Di Bali praktik avidya tantra ini, sering disejajarkan dengan Liak dan Balian
Pengiwa. Anggapan ini perlu diluruskan karena seperti sudah saya jelaskan di
atas bahwa Liak hanyalah metode keilmuan (efistimologi ilmu Bali), Liak adalah
prosedur/tata cara ngelinggihan aksara (lakuning olah energi tubuh)
dengan memosisikan aksara modre (Sa,Ba,Ta,A,I) dalam diri manusia, dengan olah
dan otak-atik aksara modre ini diyakini orang dapat memaksimumkan energi dalam
dirinya (power diri-sakti mantra guna). Dan bahkan dia memungkinkan terangkan
naik ke dimensi alam lain. Jadi pengiwa dan penengen itu adalah berada dalam
ranah motivasi manusia, bukan ranah keilmuan, sementara Liak itu adalah metode
keilmuan (jalan ngelmu Bali) (Subagia, 2011:23).
Asal Usul
Sistem Religi di Bali
Pertanyaan kemana manusia setelah
mati, atau kemana perjalanan Sang Roh Ketika badannya sudah mati. Untuk
menjawabnya Manusia zaman praaksara mengalami revolusi berpikir, jejaknya
terjadi pada zaman megalithikum. Hal ini dapat dipahami karena sejak munculnya
peradaban megalithikum itu, manusia praaksara Bali sudah mampu berpikir
abstrak, yaitu memikirkan manusia setelah mati. Kematian dipandang memiliki
kehidupan secara niskala yang berlanjut seperti Ketika dia masih ada di dunia
ini. Dengan demikian rasa cintanya pada kepala suku dan pemimpinnya yang mempu
memberikan perlindungan (bhatr) pada kelompoknya ketika masih hidup,
maka dibuatkanlah sebuah Peti batu yang dalam arkeologi disebut Sarkopagus.

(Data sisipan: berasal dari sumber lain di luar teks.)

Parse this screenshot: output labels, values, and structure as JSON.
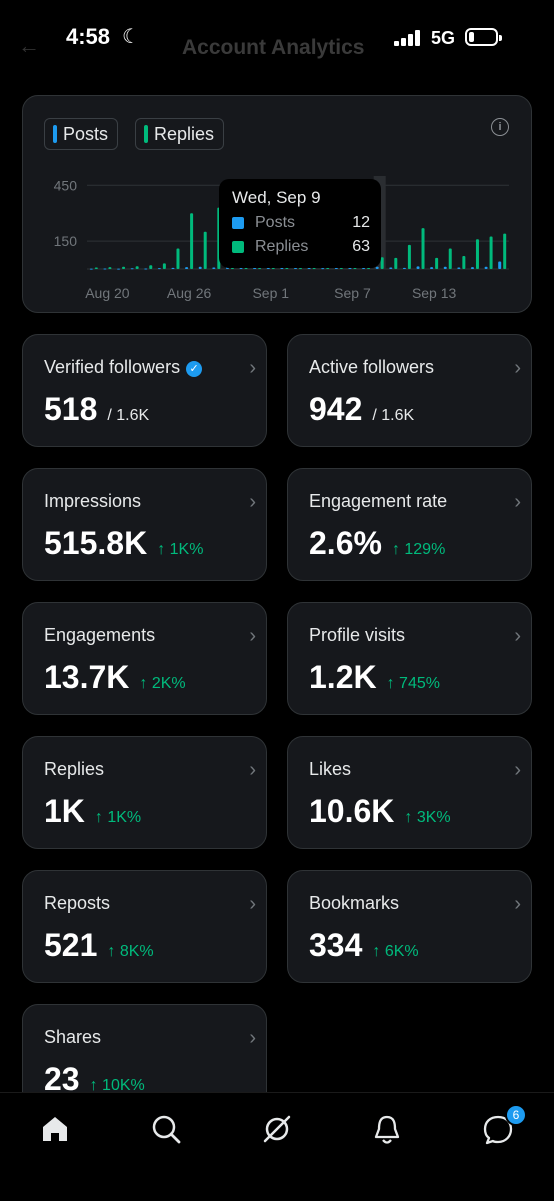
{
  "status_bar": {
    "time": "4:58",
    "network": "5G",
    "obscured_title": "Account Analytics"
  },
  "chart": {
    "legend": [
      {
        "label": "Posts",
        "color": "#1d9bf0"
      },
      {
        "label": "Replies",
        "color": "#00ba7c"
      }
    ],
    "tooltip": {
      "date": "Wed, Sep 9",
      "rows": [
        {
          "label": "Posts",
          "value": "12"
        },
        {
          "label": "Replies",
          "value": "63"
        }
      ]
    }
  },
  "chart_data": {
    "type": "bar",
    "y_tick_labels": [
      "450",
      "150"
    ],
    "x_tick_labels": [
      "Aug 20",
      "Aug 26",
      "Sep 1",
      "Sep 7",
      "Sep 13"
    ],
    "categories": [
      "Aug 19",
      "Aug 20",
      "Aug 21",
      "Aug 22",
      "Aug 23",
      "Aug 24",
      "Aug 25",
      "Aug 26",
      "Aug 27",
      "Aug 28",
      "Aug 29",
      "Aug 30",
      "Aug 31",
      "Sep 1",
      "Sep 2",
      "Sep 3",
      "Sep 4",
      "Sep 5",
      "Sep 6",
      "Sep 7",
      "Sep 8",
      "Sep 9",
      "Sep 10",
      "Sep 11",
      "Sep 12",
      "Sep 13",
      "Sep 14",
      "Sep 15",
      "Sep 16",
      "Sep 17",
      "Sep 18"
    ],
    "ylim": [
      0,
      500
    ],
    "highlight": "Sep 9",
    "series": [
      {
        "name": "Posts",
        "color": "#1d9bf0",
        "values": [
          2,
          3,
          2,
          4,
          3,
          5,
          6,
          10,
          12,
          8,
          20,
          15,
          10,
          8,
          6,
          12,
          8,
          5,
          6,
          10,
          15,
          12,
          8,
          6,
          14,
          10,
          12,
          8,
          10,
          12,
          40
        ]
      },
      {
        "name": "Replies",
        "color": "#00ba7c",
        "values": [
          8,
          10,
          12,
          15,
          20,
          30,
          110,
          300,
          200,
          330,
          90,
          140,
          35,
          40,
          30,
          60,
          45,
          30,
          70,
          50,
          20,
          63,
          60,
          130,
          220,
          60,
          110,
          70,
          160,
          175,
          190
        ]
      }
    ],
    "grid": true
  },
  "metrics": [
    {
      "title": "Verified followers",
      "value": "518",
      "sub": "/ 1.6K",
      "verified": true
    },
    {
      "title": "Active followers",
      "value": "942",
      "sub": "/ 1.6K"
    },
    {
      "title": "Impressions",
      "value": "515.8K",
      "delta": "↑ 1K%"
    },
    {
      "title": "Engagement rate",
      "value": "2.6%",
      "delta": "↑ 129%"
    },
    {
      "title": "Engagements",
      "value": "13.7K",
      "delta": "↑ 2K%"
    },
    {
      "title": "Profile visits",
      "value": "1.2K",
      "delta": "↑ 745%"
    },
    {
      "title": "Replies",
      "value": "1K",
      "delta": "↑ 1K%"
    },
    {
      "title": "Likes",
      "value": "10.6K",
      "delta": "↑ 3K%"
    },
    {
      "title": "Reposts",
      "value": "521",
      "delta": "↑ 8K%"
    },
    {
      "title": "Bookmarks",
      "value": "334",
      "delta": "↑ 6K%"
    },
    {
      "title": "Shares",
      "value": "23",
      "delta": "↑ 10K%"
    }
  ],
  "nav": {
    "items": [
      "home-icon",
      "search-icon",
      "grok-icon",
      "notifications-icon",
      "messages-icon"
    ],
    "messages_badge": "6"
  }
}
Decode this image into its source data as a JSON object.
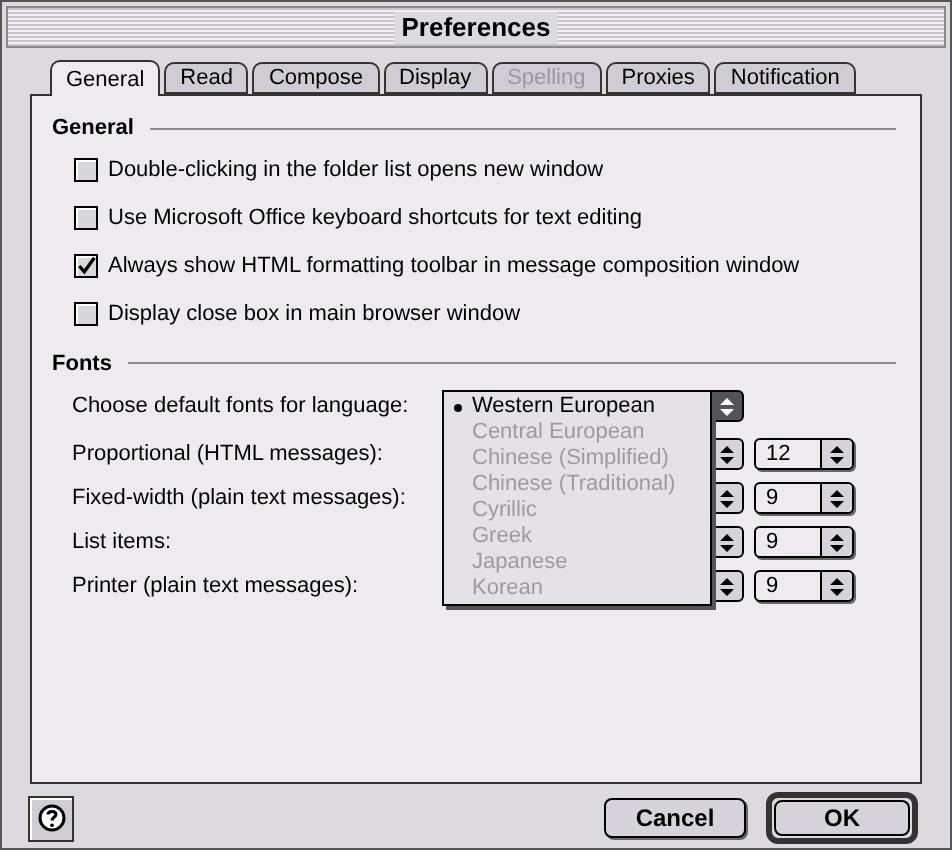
{
  "window": {
    "title": "Preferences"
  },
  "tabs": [
    {
      "label": "General",
      "selected": true,
      "disabled": false
    },
    {
      "label": "Read",
      "selected": false,
      "disabled": false
    },
    {
      "label": "Compose",
      "selected": false,
      "disabled": false
    },
    {
      "label": "Display",
      "selected": false,
      "disabled": false
    },
    {
      "label": "Spelling",
      "selected": false,
      "disabled": true
    },
    {
      "label": "Proxies",
      "selected": false,
      "disabled": false
    },
    {
      "label": "Notification",
      "selected": false,
      "disabled": false
    }
  ],
  "general": {
    "title": "General",
    "options": [
      {
        "label": "Double-clicking in the folder list opens new window",
        "checked": false
      },
      {
        "label": "Use Microsoft Office keyboard shortcuts for text editing",
        "checked": false
      },
      {
        "label": "Always show HTML formatting toolbar in message composition window",
        "checked": true
      },
      {
        "label": "Display close box in main browser window",
        "checked": false
      }
    ]
  },
  "fonts": {
    "title": "Fonts",
    "language_label": "Choose default fonts for language:",
    "language_menu": [
      {
        "label": "Western European",
        "selected": true,
        "disabled": false
      },
      {
        "label": "Central European",
        "selected": false,
        "disabled": true
      },
      {
        "label": "Chinese (Simplified)",
        "selected": false,
        "disabled": true
      },
      {
        "label": "Chinese (Traditional)",
        "selected": false,
        "disabled": true
      },
      {
        "label": "Cyrillic",
        "selected": false,
        "disabled": true
      },
      {
        "label": "Greek",
        "selected": false,
        "disabled": true
      },
      {
        "label": "Japanese",
        "selected": false,
        "disabled": true
      },
      {
        "label": "Korean",
        "selected": false,
        "disabled": true
      }
    ],
    "rows": [
      {
        "label": "Proportional (HTML messages):",
        "size": "12"
      },
      {
        "label": "Fixed-width (plain text messages):",
        "size": "9"
      },
      {
        "label": "List items:",
        "size": "9"
      },
      {
        "label": "Printer (plain text messages):",
        "size": "9"
      }
    ]
  },
  "buttons": [
    {
      "label": "Cancel",
      "default": false
    },
    {
      "label": "OK",
      "default": true
    }
  ]
}
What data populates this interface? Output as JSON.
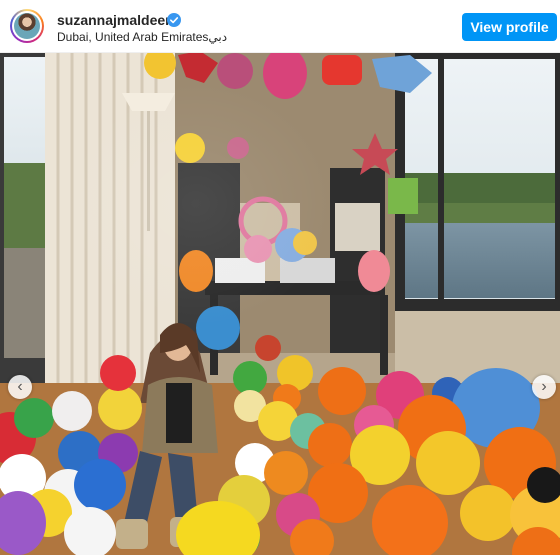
{
  "post": {
    "username": "suzannajmaldeen",
    "verified": true,
    "location": "Dubai, United Arab Emiratesدبي",
    "view_profile_label": "View profile"
  },
  "carousel": {
    "prev_glyph": "‹",
    "next_glyph": "›"
  },
  "icons": {
    "verified": "verified-badge-icon",
    "prev": "chevron-left-icon",
    "next": "chevron-right-icon"
  },
  "colors": {
    "button": "#0095f6",
    "verified": "#3897f0",
    "username": "#262626"
  }
}
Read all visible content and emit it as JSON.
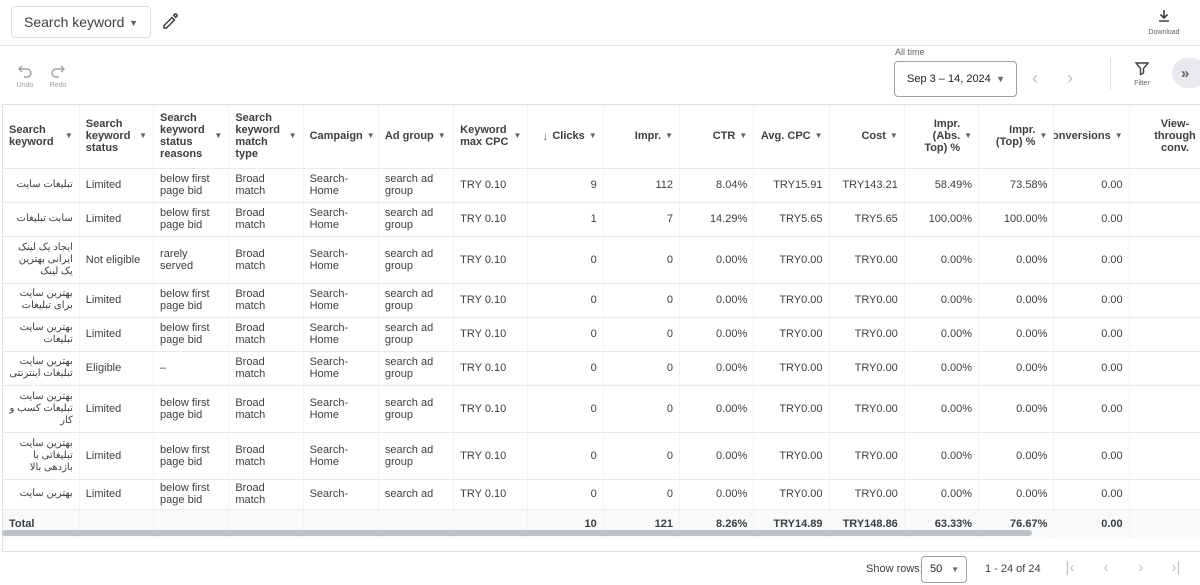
{
  "header": {
    "keyword_select": "Search keyword",
    "download_label": "Download"
  },
  "toolbar": {
    "undo_label": "Undo",
    "redo_label": "Redo",
    "date_caption": "All time",
    "date_range": "Sep 3 – 14, 2024",
    "filter_label": "Filter"
  },
  "table": {
    "columns": [
      "Search keyword",
      "Search keyword status",
      "Search keyword status reasons",
      "Search keyword match type",
      "Campaign",
      "Ad group",
      "Keyword max CPC",
      "Clicks",
      "Impr.",
      "CTR",
      "Avg. CPC",
      "Cost",
      "Impr. (Abs. Top) %",
      "Impr. (Top) %",
      "onversions",
      "View-through conv."
    ],
    "rows": [
      [
        "تبلیغات سایت",
        "Limited",
        "below first page bid",
        "Broad match",
        "Search-Home",
        "search ad group",
        "TRY 0.10",
        "9",
        "112",
        "8.04%",
        "TRY15.91",
        "TRY143.21",
        "58.49%",
        "73.58%",
        "0.00",
        ""
      ],
      [
        "سایت تبلیغات",
        "Limited",
        "below first page bid",
        "Broad match",
        "Search-Home",
        "search ad group",
        "TRY 0.10",
        "1",
        "7",
        "14.29%",
        "TRY5.65",
        "TRY5.65",
        "100.00%",
        "100.00%",
        "0.00",
        ""
      ],
      [
        "ایجاد یک لینک ایرانی بهترین یک لینک",
        "Not eligible",
        "rarely served",
        "Broad match",
        "Search-Home",
        "search ad group",
        "TRY 0.10",
        "0",
        "0",
        "0.00%",
        "TRY0.00",
        "TRY0.00",
        "0.00%",
        "0.00%",
        "0.00",
        ""
      ],
      [
        "بهترین سایت برای تبلیغات",
        "Limited",
        "below first page bid",
        "Broad match",
        "Search-Home",
        "search ad group",
        "TRY 0.10",
        "0",
        "0",
        "0.00%",
        "TRY0.00",
        "TRY0.00",
        "0.00%",
        "0.00%",
        "0.00",
        ""
      ],
      [
        "بهترین سایت تبلیغات",
        "Limited",
        "below first page bid",
        "Broad match",
        "Search-Home",
        "search ad group",
        "TRY 0.10",
        "0",
        "0",
        "0.00%",
        "TRY0.00",
        "TRY0.00",
        "0.00%",
        "0.00%",
        "0.00",
        ""
      ],
      [
        "بهترین سایت تبلیغات اینترنتی",
        "Eligible",
        "–",
        "Broad match",
        "Search-Home",
        "search ad group",
        "TRY 0.10",
        "0",
        "0",
        "0.00%",
        "TRY0.00",
        "TRY0.00",
        "0.00%",
        "0.00%",
        "0.00",
        ""
      ],
      [
        "بهترین سایت تبلیغات کسب و کار",
        "Limited",
        "below first page bid",
        "Broad match",
        "Search-Home",
        "search ad group",
        "TRY 0.10",
        "0",
        "0",
        "0.00%",
        "TRY0.00",
        "TRY0.00",
        "0.00%",
        "0.00%",
        "0.00",
        ""
      ],
      [
        "بهترین سایت تبلیغاتی با بازدهی بالا",
        "Limited",
        "below first page bid",
        "Broad match",
        "Search-Home",
        "search ad group",
        "TRY 0.10",
        "0",
        "0",
        "0.00%",
        "TRY0.00",
        "TRY0.00",
        "0.00%",
        "0.00%",
        "0.00",
        ""
      ],
      [
        "بهترین سایت",
        "Limited",
        "below first page bid",
        "Broad match",
        "Search-",
        "search ad",
        "TRY 0.10",
        "0",
        "0",
        "0.00%",
        "TRY0.00",
        "TRY0.00",
        "0.00%",
        "0.00%",
        "0.00",
        ""
      ]
    ],
    "total": [
      "Total",
      "",
      "",
      "",
      "",
      "",
      "",
      "10",
      "121",
      "8.26%",
      "TRY14.89",
      "TRY148.86",
      "63.33%",
      "76.67%",
      "0.00",
      ""
    ]
  },
  "footer": {
    "show_rows_label": "Show rows:",
    "rows_value": "50",
    "range_text": "1 - 24 of 24"
  }
}
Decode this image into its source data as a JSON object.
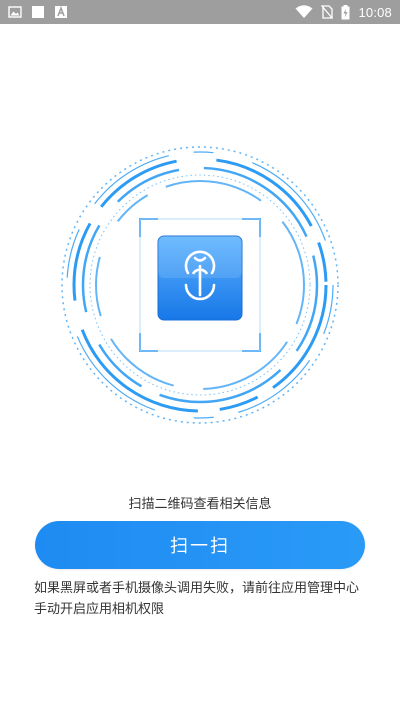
{
  "status_bar": {
    "time": "10:08",
    "icons": [
      "image-icon",
      "square-icon",
      "font-icon",
      "wifi-icon",
      "no-sim-icon",
      "battery-charging-icon"
    ]
  },
  "scanner": {
    "icon": "metro-logo-icon",
    "colors": {
      "ring": "#2196f3",
      "tile_top": "#5cb3ff",
      "tile_bottom": "#1877e8"
    }
  },
  "hint_text": "扫描二维码查看相关信息",
  "scan_button_label": "扫一扫",
  "permission_note": "如果黑屏或者手机摄像头调用失败，请前往应用管理中心手动开启应用相机权限"
}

Agar sang Roh dapat bersemayam dalam kubur batu selamanya untuk melindungi
kelompok suku bersangkutan. Muncullah konsep Bhatara dalam system religi di
Bali, yaitu pelindung yang berasal dari manusia istimewa yang memiliki
“sakti/kekuatan gaib”.
Pertanyaannya kemudian adalah
mengapa manusia itu bisa sakti/punya kekuatan gaib, penghayatannya pada sang
Rohm aka dibedakan menjadi lima bagian disebut dengan Panca Bayu (lima
power/energi) yang disebut Mrajapati, Anggapati, Banaspati, dan Banaspati raja,
dan Sang Roh (Atman). Penghayatan melalui kebathinan Bali ini, menjadi muncul
konsep perlindungan musuh dari empat arah angin disebut dengan “konsep nyaga
Satru”. Di alam semesta dipresentasikan menjadi penjaga Purwa Desa, Daksina
Desa, Pascima Desa dan Utara Desa. Sedangkan di tengah-tengah memosisikan Atmat
(roh manusia sakti itu), karena berupa yatra (symbol) Lingga-Yoni diposisikan
sebagai penjaga satru atas dan satru dari bawah.[1] Konsep
nyaga satru ini dijadikan ideologi dalam pembangunan pakraman di zaman kuno
yaitu banwa (gebog domas), seperti:
1.
Banwa Gebog Domas: Gobleg-Gesing-Munduk-UmaJero
dengan Tamblingan sebagai pusatnya.
2.
Banwa Gebog Domas:
Sidatapa-Cempaga- Tigawasa-Pedawa, dengan pusatnya di Banyusri.
3.
Banwa Gebog Domas:
Bulian-Depaha-Bayad-Tajum, dengan Bulian ketua Banwanya dan pura Pucak
Sinunggal pusat religinya.
4.
Banwa Gebog Domas:
Menyali-Sekumpul-Galungan-Lemukih, Lemukih puranya, menyali ketua banwanya.
5.
Banwa Gebog Domas:
Julah-Pacung-bangkah-Purwasidi (pusat Purwasidhi/Ponjok Batu). Dalam prasasti
Julah dan Sembiran disebutkan bahwa Purwasidi bersetru dengan Julah yang akhirnya sama-sama
mendapat anugrah berusaha hidup sebagai swatantra dari raja ketika itu, maka
Purwasidi menyapih diri menjadi Sembiran, beserta temannya yang muslim yang
ikut berdagang di Pelabuhan Julah di masa lalu, yang menjadi leluhur Islam
Batugambir.
Di
samping dipresentasikan dalam bentuk banwa, latar penghayatan terhadap
power/energi/sakti yang diberinama ‘Panca Bayu” dalam lontar-lontar di Bali.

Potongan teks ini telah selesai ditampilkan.